Single-cell sequencing reveals the landscape of the tumor microenvironment in malignant fibrous histiocytoma

Abstract Background: Malignant fibrous histiocytoma (MFH) is an invasive pleomorphic soft tissue sarcoma with a high degree of malignancy and poor prognoses, and is prone to recurrence and metastasis. The pathophysiology remains elusive and its therapeutic options are limited.
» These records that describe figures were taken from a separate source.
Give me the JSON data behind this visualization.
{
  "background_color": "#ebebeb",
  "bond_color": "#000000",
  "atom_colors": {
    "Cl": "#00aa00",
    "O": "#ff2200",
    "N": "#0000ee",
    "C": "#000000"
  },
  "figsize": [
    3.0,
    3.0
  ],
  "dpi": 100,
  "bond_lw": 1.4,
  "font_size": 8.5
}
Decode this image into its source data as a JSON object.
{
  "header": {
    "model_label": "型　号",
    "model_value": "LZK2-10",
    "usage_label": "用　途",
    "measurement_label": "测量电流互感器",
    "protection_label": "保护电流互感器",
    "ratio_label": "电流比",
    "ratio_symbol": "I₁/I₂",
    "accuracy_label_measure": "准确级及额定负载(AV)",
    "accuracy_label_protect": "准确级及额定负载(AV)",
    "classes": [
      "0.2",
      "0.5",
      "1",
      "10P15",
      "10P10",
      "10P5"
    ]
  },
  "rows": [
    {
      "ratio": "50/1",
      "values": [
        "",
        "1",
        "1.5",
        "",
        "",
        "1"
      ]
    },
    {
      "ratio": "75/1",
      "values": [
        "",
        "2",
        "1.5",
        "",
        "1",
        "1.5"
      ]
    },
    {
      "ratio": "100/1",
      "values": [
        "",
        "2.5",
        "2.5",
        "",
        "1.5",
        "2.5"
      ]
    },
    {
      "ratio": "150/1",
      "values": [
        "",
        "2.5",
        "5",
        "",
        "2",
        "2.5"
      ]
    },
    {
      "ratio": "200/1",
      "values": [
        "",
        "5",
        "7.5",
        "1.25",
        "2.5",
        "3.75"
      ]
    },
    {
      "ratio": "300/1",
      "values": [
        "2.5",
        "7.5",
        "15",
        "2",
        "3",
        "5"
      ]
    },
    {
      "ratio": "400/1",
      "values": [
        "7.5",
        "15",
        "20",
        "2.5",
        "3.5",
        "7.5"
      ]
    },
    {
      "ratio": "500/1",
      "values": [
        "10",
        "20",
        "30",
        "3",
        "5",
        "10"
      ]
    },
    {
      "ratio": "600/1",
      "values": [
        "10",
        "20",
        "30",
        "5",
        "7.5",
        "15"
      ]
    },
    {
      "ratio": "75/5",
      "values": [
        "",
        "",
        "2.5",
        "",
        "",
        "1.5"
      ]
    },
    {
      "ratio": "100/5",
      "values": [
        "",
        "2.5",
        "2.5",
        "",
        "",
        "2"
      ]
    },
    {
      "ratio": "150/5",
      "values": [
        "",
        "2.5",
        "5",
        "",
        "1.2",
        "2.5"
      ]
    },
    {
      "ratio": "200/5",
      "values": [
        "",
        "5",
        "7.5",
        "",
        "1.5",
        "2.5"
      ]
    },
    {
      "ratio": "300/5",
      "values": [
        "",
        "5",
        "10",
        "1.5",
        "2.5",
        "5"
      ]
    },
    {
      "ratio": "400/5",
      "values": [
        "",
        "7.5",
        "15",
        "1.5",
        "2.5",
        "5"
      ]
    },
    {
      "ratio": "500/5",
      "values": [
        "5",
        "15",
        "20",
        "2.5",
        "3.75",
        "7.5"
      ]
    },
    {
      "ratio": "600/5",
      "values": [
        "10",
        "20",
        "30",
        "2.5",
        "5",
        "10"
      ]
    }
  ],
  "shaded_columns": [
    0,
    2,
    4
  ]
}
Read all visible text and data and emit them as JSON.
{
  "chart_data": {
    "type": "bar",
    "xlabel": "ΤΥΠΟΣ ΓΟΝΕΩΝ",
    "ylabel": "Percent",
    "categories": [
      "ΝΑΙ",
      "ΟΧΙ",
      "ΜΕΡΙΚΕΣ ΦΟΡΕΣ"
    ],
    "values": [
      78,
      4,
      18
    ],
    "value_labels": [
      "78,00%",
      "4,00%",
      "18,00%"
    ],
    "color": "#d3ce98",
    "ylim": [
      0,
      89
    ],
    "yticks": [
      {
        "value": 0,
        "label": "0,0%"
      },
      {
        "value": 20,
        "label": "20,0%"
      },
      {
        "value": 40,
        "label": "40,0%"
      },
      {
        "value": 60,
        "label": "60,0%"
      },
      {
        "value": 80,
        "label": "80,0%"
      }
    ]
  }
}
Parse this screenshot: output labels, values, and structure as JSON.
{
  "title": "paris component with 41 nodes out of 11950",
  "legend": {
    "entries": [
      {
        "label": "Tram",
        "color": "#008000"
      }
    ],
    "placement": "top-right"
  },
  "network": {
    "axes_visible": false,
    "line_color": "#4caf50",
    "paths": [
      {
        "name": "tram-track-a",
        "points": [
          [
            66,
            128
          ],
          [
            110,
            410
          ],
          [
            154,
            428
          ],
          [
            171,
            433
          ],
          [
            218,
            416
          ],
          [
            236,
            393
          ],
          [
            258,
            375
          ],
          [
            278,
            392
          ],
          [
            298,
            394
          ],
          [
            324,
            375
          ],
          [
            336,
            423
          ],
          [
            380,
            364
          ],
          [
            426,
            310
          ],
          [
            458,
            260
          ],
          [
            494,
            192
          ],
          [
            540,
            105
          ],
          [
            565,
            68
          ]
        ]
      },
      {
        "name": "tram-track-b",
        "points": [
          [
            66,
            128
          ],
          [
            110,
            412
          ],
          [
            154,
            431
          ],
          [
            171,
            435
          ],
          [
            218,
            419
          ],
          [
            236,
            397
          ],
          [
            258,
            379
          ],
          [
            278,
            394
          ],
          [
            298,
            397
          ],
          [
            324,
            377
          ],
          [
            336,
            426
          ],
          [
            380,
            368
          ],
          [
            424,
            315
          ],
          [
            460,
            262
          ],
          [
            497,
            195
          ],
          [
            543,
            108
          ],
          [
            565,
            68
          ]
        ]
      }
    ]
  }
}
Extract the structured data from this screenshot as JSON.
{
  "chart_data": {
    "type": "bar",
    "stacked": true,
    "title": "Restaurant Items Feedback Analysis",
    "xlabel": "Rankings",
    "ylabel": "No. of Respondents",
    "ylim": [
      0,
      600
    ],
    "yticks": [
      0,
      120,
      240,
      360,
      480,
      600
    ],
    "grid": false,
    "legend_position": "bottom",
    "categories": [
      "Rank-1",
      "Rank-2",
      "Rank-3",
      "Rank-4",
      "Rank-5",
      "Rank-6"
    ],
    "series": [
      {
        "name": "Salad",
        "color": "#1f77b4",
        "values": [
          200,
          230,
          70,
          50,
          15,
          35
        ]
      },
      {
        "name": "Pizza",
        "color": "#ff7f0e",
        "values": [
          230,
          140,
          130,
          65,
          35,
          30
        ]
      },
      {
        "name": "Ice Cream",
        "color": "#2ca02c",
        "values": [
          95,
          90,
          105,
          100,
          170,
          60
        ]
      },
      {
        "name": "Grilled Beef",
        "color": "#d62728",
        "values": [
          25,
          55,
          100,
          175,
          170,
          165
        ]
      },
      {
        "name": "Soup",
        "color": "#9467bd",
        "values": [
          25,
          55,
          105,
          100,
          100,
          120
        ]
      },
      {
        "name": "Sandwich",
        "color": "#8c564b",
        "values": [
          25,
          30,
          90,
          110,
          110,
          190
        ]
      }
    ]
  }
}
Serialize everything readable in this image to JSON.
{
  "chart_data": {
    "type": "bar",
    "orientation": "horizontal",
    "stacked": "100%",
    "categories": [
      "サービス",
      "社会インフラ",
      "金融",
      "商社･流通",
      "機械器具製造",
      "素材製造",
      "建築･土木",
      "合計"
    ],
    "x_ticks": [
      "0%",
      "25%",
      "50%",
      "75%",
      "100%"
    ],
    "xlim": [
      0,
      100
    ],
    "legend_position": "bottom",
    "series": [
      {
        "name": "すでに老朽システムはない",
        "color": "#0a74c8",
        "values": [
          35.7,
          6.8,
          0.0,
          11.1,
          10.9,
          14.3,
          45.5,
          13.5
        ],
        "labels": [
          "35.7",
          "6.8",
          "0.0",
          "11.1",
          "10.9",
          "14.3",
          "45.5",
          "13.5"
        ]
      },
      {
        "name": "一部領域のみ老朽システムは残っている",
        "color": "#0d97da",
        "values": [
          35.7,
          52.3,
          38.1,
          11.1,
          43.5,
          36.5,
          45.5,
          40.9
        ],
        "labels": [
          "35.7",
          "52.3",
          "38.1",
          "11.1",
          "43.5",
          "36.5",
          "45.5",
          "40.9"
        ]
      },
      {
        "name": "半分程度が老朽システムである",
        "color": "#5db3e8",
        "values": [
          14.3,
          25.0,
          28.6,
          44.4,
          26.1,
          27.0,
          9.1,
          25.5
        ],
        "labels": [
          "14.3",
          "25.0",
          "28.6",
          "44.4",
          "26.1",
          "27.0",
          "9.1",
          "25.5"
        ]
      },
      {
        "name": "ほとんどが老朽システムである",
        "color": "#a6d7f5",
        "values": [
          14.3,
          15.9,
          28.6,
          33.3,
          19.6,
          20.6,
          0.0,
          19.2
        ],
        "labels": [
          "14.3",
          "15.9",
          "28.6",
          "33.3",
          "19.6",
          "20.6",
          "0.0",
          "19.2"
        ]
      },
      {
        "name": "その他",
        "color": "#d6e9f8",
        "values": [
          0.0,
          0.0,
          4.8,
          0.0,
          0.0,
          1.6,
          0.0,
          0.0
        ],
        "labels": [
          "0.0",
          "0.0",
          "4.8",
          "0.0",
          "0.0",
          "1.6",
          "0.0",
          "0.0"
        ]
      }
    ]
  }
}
The 5-year recurrence rate of patients is 36% to 61%. Progress in single-cell RNA sequencing (scRNA-seq) provides an opportunity to dissect the pathophysiology of human diseases at unprecedented resolution, particularly in the diseases lacking animal models, such as MFH.Methods: We performed scRNA-seq on tumor tissues and adjacent muscle tissues from a patient with MFH. We identified Cell types and the corresponding marker genes by single-cell RNA sequencing. Malignant cells of fibroblasts were evaluated by CopyKAT analysis and differentially expressed genes of sequencing.Results: We identified PDCD1, CTLA4 and TIGIT as potential targets. We further showed that C2_Exhausted CD4+ Treg and C1_Exhausted CD8+ T cell highly expressed PDCD1, CTLA4 and TIGIT. Intervention via PD-1 immune checkpoint inhibitor (tirelizumab) enabled disease control and reduced tumor immunosuppression. Conclusion: Thus, scRNA-seq analyses guide a successful therapeutic intervention in the MFH patient, improve our understanding of complex human diseases and provide an alternative approach to personalized medicine.